The slender man glanced at his companion and said something in Japanese. Then he turned for the door.
“Wait” Pita said. “I kept my part of the deal. I told you where the chip was. Let me go!”
“Not until we get that chip back.”
“But you could at least untie me and let me get dressed,” she pleaded. She gave a meaningful look at the larger man, who was plainly intent on staying behind to watch her. “Even with my hands free, I’m not going to get past him”
“You may dress,” he said after a moment’s consideration. “I’m sure that Tomoyuki is tired of looking at you. But afterward you will have to be tied up again. And if I find that you have lied to me about that chip, you will die. There will be no second chances.”
10
The blare of the telecom’s alarm snapped Carla awake. She groaned and wiped the sleep out of her eyes, then sat up and looked around her apartment. She’d slept in her clothes after kicking off her shoes and neatly folding her jacket over a chair. She’d only intended to take a quick nap. but she’d set the alarm for six p.m. just in case she slept too long. Now the logo and call letters of KKRU Trideo News scrolled across the screen as the newscast began.

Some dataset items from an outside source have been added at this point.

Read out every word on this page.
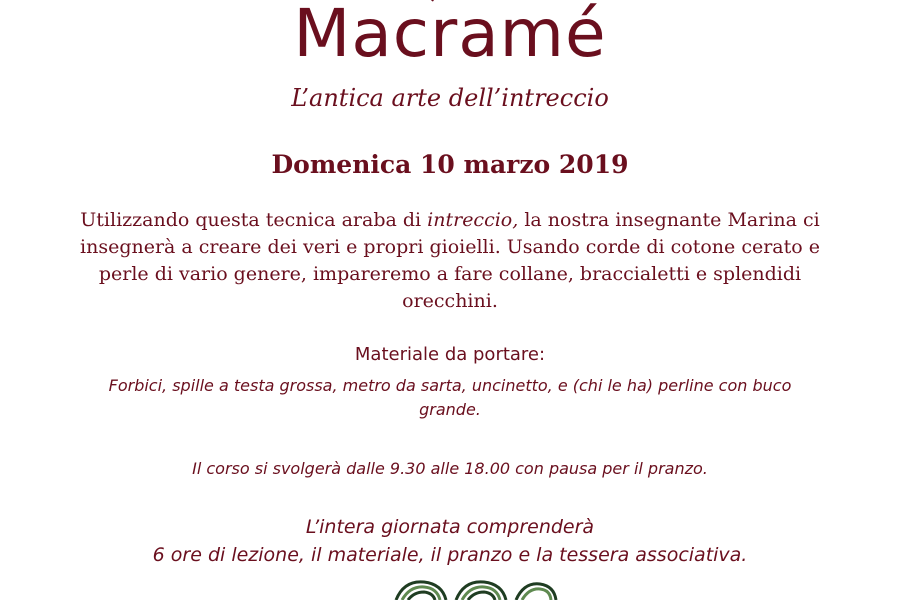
Macramé
L’antica arte dell’intreccio
Domenica 10 marzo 2019
Utilizzando questa tecnica araba di intreccio, la nostra insegnante Marina ci insegnerà a creare dei veri e propri gioielli. Usando corde di cotone cerato e perle di vario genere, impareremo a fare collane, braccialetti e splendidi orecchini.
Materiale da portare:
Forbici, spille a testa grossa, metro da sarta, uncinetto, e (chi le ha) perline con buco grande.
Il corso si svolgerà dalle 9.30 alle 18.00 con pausa per il pranzo.
L’intera giornata comprenderà
6 ore di lezione, il materiale, il pranzo e la tessera associativa.
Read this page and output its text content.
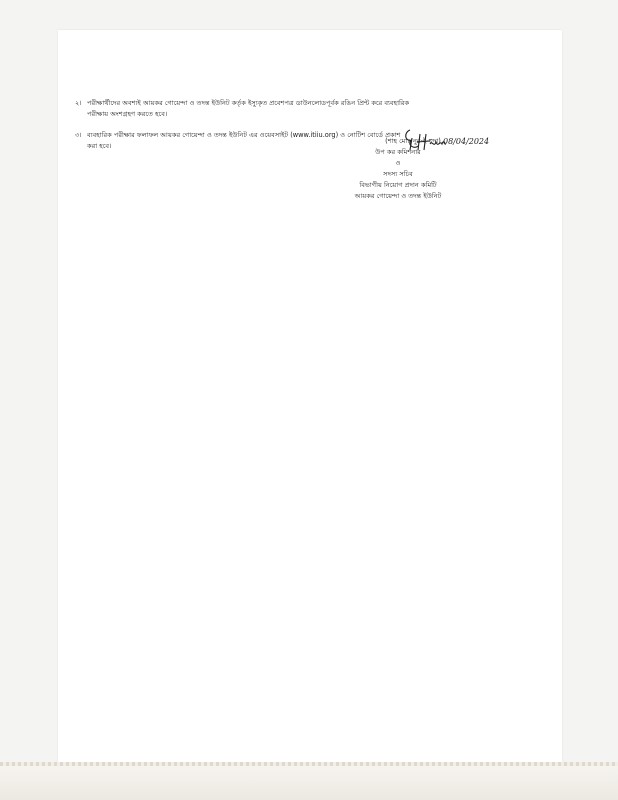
২। পরীক্ষার্থীদের অবশ্যই আয়কর গোয়েন্দা ও তদন্ত ইউনিট কর্তৃক ইস্যুকৃত প্রবেশপত্র ডাউনলোডপূর্বক রঙিন প্রিন্ট করে ব্যবহারিক
পরীক্ষায় অংশগ্রহণ করতে হবে।
৩। ব্যবহারিক পরীক্ষার ফলাফল আয়কর গোয়েন্দা ও তদন্ত ইউনিট এর ওয়েবসাইট (www.itiiu.org) ও নোটিশ বোর্ডে প্রকাশ
করা হবে।	08/04/2024
(শাহ মোঃ নুর-ই-হুদা)
উপ কর কমিশনার
ও
সদস্য সচিব
বিভাগীয় নিয়োগ প্রদান কমিটি
আয়কর গোয়েন্দা ও তদন্ত ইউনিট
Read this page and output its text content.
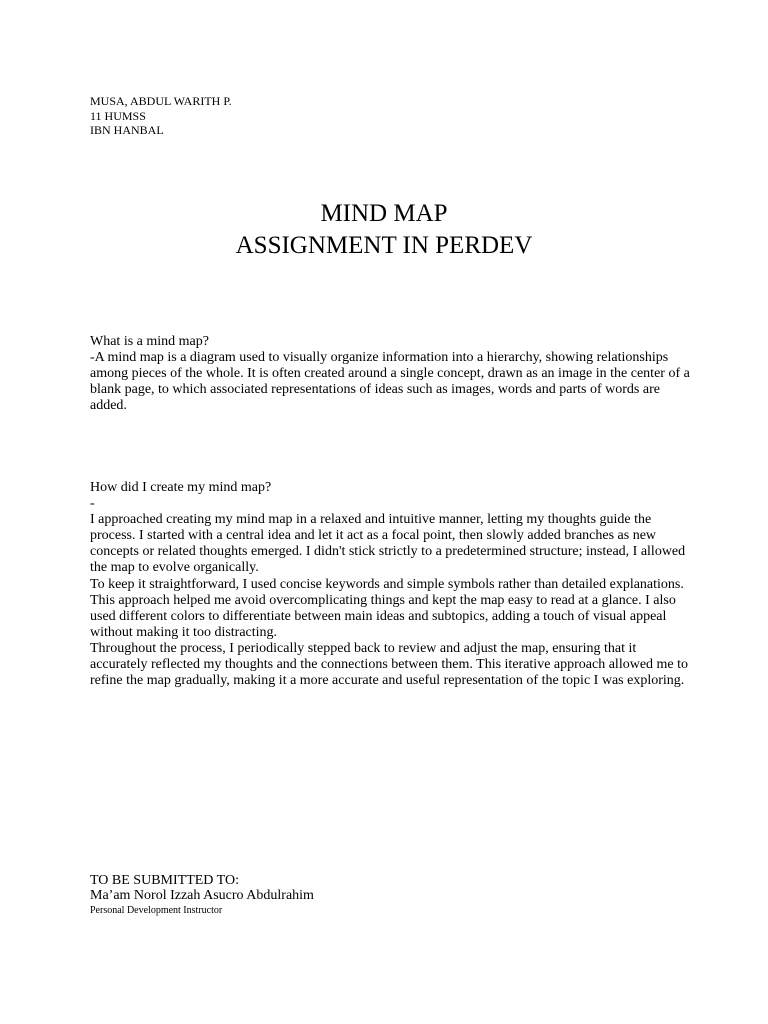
MUSA, ABDUL WARITH P.
11 HUMSS
IBN HANBAL
MIND MAP
ASSIGNMENT IN PERDEV

What is a mind map?

-A mind map is a diagram used to visually organize information into a hierarchy, showing relationships among pieces of the whole. It is often created around a single concept, drawn as an image in the center of a blank page, to which associated representations of ideas such as images, words and parts of words are added.

How did I create my mind map?

-

I approached creating my mind map in a relaxed and intuitive manner, letting my thoughts guide the process. I started with a central idea and let it act as a focal point, then slowly added branches as new concepts or related thoughts emerged. I didn't stick strictly to a predetermined structure; instead, I allowed the map to evolve organically.

To keep it straightforward, I used concise keywords and simple symbols rather than detailed explanations. This approach helped me avoid overcomplicating things and kept the map easy to read at a glance. I also used different colors to differentiate between main ideas and subtopics, adding a touch of visual appeal without making it too distracting.

Throughout the process, I periodically stepped back to review and adjust the map, ensuring that it accurately reflected my thoughts and the connections between them. This iterative approach allowed me to refine the map gradually, making it a more accurate and useful representation of the topic I was exploring.

TO BE SUBMITTED TO:
Ma’am Norol Izzah Asucro Abdulrahim
Personal Development Instructor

The camera zoomed in toward Rita Lambrecht and Tim Lang, tonight’s celebrity news anchors. Carla winced. Rita was a ditsy elf who smiled even when reciting the night’s body count, and Tim was a dwarf wrestling champion who’d been chosen for his rugged good looks and deep baritone voice. It looked like Rita would give the lead-in to the top story. Carla hoped she didn’t muff her lines.
Amazingly, the lead story wasn’t on the dead mage. Instead, it was about a group of rebels who’d blown up an oil refinery in the Yucatan; killing 127 technicians in the explosion. A grim-faced Aztlan spokesman promised “swift and thorough” retribution for the attack. The footage that accompanied the piece was gruesome and graphic, but Carla still didn’t think the story deserved the three minutes KKRU had given it.